The meaning that work and career hold for us is always personally defined, culturally shaped, and very fluid.

The meaning we ascribe to work and career is very much dependent on:

  • Our expectations and aspirations for work and career,  
  • Our experiences of work and career,  
  • The relationship we develop with work and career,
  • Collective, cultural narratives about work and career,
  • The ever-changing job markets,
  • Opportunities and access within those changing job markets, and
  • The stage of life we are in.

At one stage of life, access to opportunities and economic stability is a priority. At another, we may be focused on skill development and mastery in a chosen professional area or field. At another, recognition and identity are strongly entwined with what we do. At another, we may find ourselves outgrowing our jobs or our roles and yearning for change and new opportunities.
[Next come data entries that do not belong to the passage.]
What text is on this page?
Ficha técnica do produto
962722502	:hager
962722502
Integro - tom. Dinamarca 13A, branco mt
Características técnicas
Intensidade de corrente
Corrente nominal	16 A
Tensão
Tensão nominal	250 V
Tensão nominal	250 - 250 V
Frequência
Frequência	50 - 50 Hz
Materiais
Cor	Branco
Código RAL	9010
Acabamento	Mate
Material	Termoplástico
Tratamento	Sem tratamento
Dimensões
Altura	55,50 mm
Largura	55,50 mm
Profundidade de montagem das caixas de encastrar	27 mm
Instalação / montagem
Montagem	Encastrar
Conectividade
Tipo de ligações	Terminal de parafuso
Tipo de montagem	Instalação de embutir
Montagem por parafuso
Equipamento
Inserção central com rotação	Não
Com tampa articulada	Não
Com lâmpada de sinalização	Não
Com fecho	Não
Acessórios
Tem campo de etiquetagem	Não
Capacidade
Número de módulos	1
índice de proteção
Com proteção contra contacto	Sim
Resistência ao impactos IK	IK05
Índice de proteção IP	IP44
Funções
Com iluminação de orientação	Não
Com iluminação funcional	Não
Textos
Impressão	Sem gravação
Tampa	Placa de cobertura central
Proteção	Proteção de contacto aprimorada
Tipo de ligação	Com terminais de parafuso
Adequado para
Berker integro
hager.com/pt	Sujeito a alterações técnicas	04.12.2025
And at yet another stage, our focus may turn to the purpose and relevance of what we are doing day to day.

Any of the above – alone or in combination – will influence our attitudes towards careers, how we navigate our careers, our decisions to remain in careers or jobs, or the desire to change our career paths.

Existential “wants” and expectations

The meaning of work and career is also very much entwined with core existential issues or existential “wants”. A very human desire for self-expression, mastery, security, fulfillment, having a place in the world, freedom, and contribution.

A few examples of existential “wants”:

  • To experience the work we do, and the careers we have, as meaningful. 
  • To experience a sense of purpose in the work we have chosen. 
  • To engage in work that aligns with our values.
  • To feel that our work is relevant.
  • To have choices, to have agency.
  • To have opportunities to contribute.
  • To have the boundaries between our work life and the rest of our lives respected. To have our lives respected.

These existential “wants”, in turn, come into contact and interact with our expectations and our experiences in the workplace. These include:

  • Access and opportunities for decent work and liveable wages.
  • To be part of a respectful and inclusive workplace with reasonable demands and clear communication from leaders.
  • To have a voice, to be heard.
  • To receive constructive and positive feedback.
  • To be supported and mentored.
  • To have opportunities to collaborate with and learn from others.
  • To be assigned work roles that recognize our skills, our strengths, and our value.
  • To have roles that are flexible with opportunities for growth and development.

How engaged we are, how motivated, and how committed we are to remain in a job or with an organization is very much influenced by the reciprocal interplay of existential “wants”, expectations, and experiences we have in the workplace.

That interplay shapes the relationship we develop with work and career over our lifetimes. It will influence how we design and navigate our career paths, how we respond and adapt to changes in the workforce, and how long we will remain in a particular job or with an organization.